Demi Marie Obenour <demiobenour@gmail.com> writes:
On 9/17/25 07:27, Alyssa Ross wrote:
Demi Marie Obenour <demiobenour@gmail.com> writes:
On 9/10/25 11:11, Alyssa Ross wrote:
• These services are part of our TCB anyway. Sandboxing only gets us defense in depth. With that in mind, it's basically never going to be worth adding sandboxing if it adds any amount of attack surface. One example of that would be user namespaces. They've been a consistent source of kernel security issues, and it might be better to turn them off entirely than to use them for sandboxing stuff that's trusted anyway.
Sandboxing virtiofsd is going to be really annoying and will definitely come at a performance cost. The most efficient way to use virtiofsd is to give it CAP_DAC_READ_SEARCH in the initial user namespace and delegate _all_ access control to it. This allows virtiofs to use open_by_handle_at() for all filesystem access. Unfortunately, this also allows virtiofsd to open any file on the filesystem, ignoring all discretionary access control checks. I don't think Landlock would work either. SELinux or SMACK might work, but using them is significantly more complicated.
If one wants to sandbox virtiofsd, one either needs to use --cache=never or run into an effective resource leak (https://gitlab.com/virtio-fs/virtiofsd/-/issues/194). My hope is that in the future the problem will be solved by DAX and an in-kernel shrinker that is aware of the host resources it is using. Denial of service would be prevented by cgroups on the host, addressing the objection mentioned in the issue comments.
Do we not trust virtiofsd's built-in sandboxing?
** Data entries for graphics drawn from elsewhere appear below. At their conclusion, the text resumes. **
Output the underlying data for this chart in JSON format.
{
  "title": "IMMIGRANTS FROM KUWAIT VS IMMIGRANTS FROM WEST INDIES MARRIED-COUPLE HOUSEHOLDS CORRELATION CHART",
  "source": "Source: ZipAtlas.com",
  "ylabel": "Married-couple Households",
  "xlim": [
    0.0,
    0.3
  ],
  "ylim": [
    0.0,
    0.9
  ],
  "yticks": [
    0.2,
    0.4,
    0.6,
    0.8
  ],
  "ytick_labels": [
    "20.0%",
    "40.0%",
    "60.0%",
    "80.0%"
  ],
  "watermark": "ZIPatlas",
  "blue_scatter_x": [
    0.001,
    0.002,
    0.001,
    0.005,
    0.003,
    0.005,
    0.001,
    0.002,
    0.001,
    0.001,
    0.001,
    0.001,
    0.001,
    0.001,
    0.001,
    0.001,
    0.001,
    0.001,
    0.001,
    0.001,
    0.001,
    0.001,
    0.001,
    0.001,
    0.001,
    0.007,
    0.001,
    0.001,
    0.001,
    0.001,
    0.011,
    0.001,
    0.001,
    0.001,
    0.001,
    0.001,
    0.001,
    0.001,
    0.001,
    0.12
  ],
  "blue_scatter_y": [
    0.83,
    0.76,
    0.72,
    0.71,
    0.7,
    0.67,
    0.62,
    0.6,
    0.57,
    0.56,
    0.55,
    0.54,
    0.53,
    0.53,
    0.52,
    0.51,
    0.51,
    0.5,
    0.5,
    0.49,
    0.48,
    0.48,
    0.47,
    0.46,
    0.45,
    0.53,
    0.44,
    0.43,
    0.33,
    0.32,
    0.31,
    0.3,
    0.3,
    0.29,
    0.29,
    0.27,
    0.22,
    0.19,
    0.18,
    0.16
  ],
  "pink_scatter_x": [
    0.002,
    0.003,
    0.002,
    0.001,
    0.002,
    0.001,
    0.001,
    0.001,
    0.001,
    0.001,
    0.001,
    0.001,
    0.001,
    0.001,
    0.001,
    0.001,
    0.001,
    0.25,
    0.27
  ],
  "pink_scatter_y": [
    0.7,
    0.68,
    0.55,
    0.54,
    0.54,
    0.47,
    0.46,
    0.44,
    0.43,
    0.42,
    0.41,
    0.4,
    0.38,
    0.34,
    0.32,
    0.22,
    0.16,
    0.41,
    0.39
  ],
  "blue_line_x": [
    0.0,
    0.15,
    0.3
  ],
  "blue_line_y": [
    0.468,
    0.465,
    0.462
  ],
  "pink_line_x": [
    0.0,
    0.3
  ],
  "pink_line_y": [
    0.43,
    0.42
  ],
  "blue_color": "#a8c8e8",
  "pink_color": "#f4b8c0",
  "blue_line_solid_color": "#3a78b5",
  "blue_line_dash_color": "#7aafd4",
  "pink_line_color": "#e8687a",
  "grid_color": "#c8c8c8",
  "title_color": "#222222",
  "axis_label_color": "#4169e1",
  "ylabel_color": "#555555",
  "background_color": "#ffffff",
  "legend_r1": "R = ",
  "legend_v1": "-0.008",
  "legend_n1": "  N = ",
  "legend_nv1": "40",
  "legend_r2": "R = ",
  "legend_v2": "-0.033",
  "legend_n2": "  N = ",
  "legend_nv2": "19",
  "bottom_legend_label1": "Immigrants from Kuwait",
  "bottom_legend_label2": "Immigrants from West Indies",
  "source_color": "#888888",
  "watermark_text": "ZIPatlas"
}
I do trust it, provided that it is verifiable (by dumping the state of the process at runtime). However, allowing unrestricted open_by_handle_at() allows opening any file on the system, conditioned only on the filesystem supporting open_by_handle_at(). Therefore, sandboxing and using handles for all filesystem access are incompatible.
Wouldn't it be limited to only files on the same filesystem, since you have to pass a mount FD to open_by_handle_at()? That's still bad though. So then to start with we just want to make sure it doesn't have CAP_DAC_READ_SEARCH, and then we hope that something comes along to address the limitations of that?